Vincent iç çekti ve şöyle dedi, “Şahin, o ateşli kuşların çok hileli olduğunu söyledi. Fiziksel saldırılara karşı bağışıklar ve sadece büyüyle yok edilebilirler, ancak yenilenebilirler. Onlardan bu kadar kolay kurtulabileceğinizi bilmiyordum.”

Andonara konuşurken ona şöyle bir göz attı ve sonra kıskançlıkla Roland’a baktı.

Bu NPC sadece kuşlardan kurtulmakla kalmıyor, aynı zamanda yatağı ısıtmak gibi başka şeyler de yapabiliyordu… Çok kıskanıyordu.

Roland çömeldi ve sihirli düzeneğe bir taş attı, ancak hiçbir tepki olmadı.

Arkasını dönüp Andonara’ya sordu: “Nasıl hissediyorsun?”

“Daha iyi.” Andonara başını salladı. “Şimdi kılıcı çekeceğim.”

“Bekle.” Roland Andonara’yı durdurdu ve şöyle dedi, “Biz bilmiyoruz. Bu sihirli dizinin amacı ne? Bir tuzak olabilir.

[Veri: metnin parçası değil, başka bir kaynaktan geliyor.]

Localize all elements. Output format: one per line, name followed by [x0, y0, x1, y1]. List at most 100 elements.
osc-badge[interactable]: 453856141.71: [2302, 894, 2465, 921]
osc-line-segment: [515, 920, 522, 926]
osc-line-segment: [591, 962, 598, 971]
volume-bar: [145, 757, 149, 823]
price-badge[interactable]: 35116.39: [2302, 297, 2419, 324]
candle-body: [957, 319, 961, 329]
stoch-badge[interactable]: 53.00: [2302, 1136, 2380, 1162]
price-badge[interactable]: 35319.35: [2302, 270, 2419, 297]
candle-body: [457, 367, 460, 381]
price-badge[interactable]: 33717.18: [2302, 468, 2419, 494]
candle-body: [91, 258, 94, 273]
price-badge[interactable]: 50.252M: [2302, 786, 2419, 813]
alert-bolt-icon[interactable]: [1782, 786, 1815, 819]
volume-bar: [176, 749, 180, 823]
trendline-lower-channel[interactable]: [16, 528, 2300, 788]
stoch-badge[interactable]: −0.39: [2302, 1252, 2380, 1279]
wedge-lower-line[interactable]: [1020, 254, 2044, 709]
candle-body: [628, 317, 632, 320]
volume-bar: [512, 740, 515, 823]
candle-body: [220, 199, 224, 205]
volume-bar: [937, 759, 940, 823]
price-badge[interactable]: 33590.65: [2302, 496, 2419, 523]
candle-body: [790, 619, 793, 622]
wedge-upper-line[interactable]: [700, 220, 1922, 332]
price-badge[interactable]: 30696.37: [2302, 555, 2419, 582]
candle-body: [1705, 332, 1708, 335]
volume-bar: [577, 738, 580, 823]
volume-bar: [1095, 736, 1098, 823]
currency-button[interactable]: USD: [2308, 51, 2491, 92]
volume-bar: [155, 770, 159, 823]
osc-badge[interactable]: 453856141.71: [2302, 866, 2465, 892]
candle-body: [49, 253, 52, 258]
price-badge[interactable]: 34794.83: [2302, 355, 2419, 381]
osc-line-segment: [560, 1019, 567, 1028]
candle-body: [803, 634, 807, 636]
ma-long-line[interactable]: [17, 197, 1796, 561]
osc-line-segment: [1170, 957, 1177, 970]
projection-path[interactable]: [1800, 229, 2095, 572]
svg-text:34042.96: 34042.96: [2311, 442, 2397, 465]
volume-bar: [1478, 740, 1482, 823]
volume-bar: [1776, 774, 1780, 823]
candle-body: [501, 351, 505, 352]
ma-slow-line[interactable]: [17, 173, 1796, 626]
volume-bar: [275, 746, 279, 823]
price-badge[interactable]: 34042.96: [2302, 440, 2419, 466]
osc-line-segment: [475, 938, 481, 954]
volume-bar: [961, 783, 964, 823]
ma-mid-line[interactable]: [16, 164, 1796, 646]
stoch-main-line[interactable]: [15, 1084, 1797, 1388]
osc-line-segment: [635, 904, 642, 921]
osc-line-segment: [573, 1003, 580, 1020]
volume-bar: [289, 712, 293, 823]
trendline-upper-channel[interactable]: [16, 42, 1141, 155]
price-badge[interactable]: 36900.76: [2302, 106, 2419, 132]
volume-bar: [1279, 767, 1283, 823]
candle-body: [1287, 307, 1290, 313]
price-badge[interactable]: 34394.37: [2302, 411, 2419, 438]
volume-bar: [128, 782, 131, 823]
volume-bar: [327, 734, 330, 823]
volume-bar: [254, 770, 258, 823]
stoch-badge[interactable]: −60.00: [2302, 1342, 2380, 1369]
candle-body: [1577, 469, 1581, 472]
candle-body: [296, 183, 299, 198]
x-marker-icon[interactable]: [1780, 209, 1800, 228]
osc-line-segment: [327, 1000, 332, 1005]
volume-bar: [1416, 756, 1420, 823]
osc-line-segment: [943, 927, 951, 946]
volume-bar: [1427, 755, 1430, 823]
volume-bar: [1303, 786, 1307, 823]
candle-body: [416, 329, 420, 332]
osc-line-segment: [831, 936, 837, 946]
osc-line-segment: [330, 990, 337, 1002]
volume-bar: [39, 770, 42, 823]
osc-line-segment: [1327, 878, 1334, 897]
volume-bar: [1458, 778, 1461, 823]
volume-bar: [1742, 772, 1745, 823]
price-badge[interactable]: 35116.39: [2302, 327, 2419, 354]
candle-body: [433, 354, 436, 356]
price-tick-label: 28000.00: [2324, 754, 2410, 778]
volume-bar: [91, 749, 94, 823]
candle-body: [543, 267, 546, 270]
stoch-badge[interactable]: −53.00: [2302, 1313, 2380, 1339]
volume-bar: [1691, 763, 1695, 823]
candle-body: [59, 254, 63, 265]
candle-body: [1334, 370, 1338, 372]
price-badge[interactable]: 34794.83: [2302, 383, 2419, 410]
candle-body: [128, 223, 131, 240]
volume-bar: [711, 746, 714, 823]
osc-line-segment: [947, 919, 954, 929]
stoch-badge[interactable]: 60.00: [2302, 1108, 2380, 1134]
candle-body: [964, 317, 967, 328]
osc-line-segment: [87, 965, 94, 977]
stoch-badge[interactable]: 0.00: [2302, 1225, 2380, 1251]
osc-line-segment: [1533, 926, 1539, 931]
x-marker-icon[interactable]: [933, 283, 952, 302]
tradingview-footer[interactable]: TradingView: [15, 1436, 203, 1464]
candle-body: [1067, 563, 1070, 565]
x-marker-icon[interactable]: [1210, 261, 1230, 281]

Önce ben deneyeyim.”

Bunu söyledikten sonra kalkan tutan iki kukladan kılıcı çekmelerini istedi.

Ancak kuklalar kılıca dokundukları anda mavi alevler tarafından yakılarak temel element parçacıklarına dönüştürüldüler.

“Çok güçlü.”

Roland bir an düşündü ve şöyle dedi, “Görünüşe göre artık sadece sertleşebiliriz. Liz, sen Su Tanrısı’nın Rahibi’sin. Sulama büyülerin var mı?”

“Hayır,” dedi Liz çaresizce, “Ben bir Savaş Rahibi’yim. Tüm yeteneklerim savaşlar içindir.”

“O zaman ben yapayım,” dedi Roland. “Burayı, kılıcı batırmak ve büyü dizisini yok etmek için Kayadan Çamura kadar bir bataklığa çevireceğim. Bu, kılıçtaki ateşi söndürebilir.”

Bu noktada Andonara, “Bu gereksiz. Kılıcı çekeceğim.” dedi.

“Ancak…”

Andonara gülümseyerek, “Mavi alevler bana zarar veremez. Sonuçta, bu ailemin özel bir yeteneği.” dedi.

Kısa bir sessizlikten sonra Roland ona, “Unutma, bir şey ters giderse hemen kaç.” diye hatırlattı.

“Anladım.”

Andonara, Roland’ın kendisine bu kadar değer vermesinden çok mutluydu.

Eğer etrafta başka insanlar olmasaydı, onun kollarına atlayıp öpüşürdü.

Derin bir nefes alarak sihirli düzene doğru yürüdü ve kılıcın sapını kavradı.

Bunu yaparak belli bir mekanizmayı tetiklemiş gibi görünüyordu. Mavi alevler basitçe yoğunlaştırıldı ve kılıç tarafından emildi.

Mavi büyü dizisinin parlaklığı da söndü ve kılıcın gerçek görünümü ortaya çıktı.

Kılıcın sapı parlak altındandı ama gövdesi maviydi ve içinden çiçekler akıyordu.

Kılıçtaki tek iki renk onlardı. Sade görünüyordu ama herkeste sıra dışı bir izlenim bırakıyordu.

Andonara gücünü kullanmıştı ki kılıcı çekildi.

Sonra Andonara’nın mavi gözlerinin içinde alev gölgeleri belirdi.

Beş saniye sonra Andonara, “Bir hafıza edindim. Roland, hemen mağaradan çık ve savaşa hazırlan. Çıkıyor.” dedi.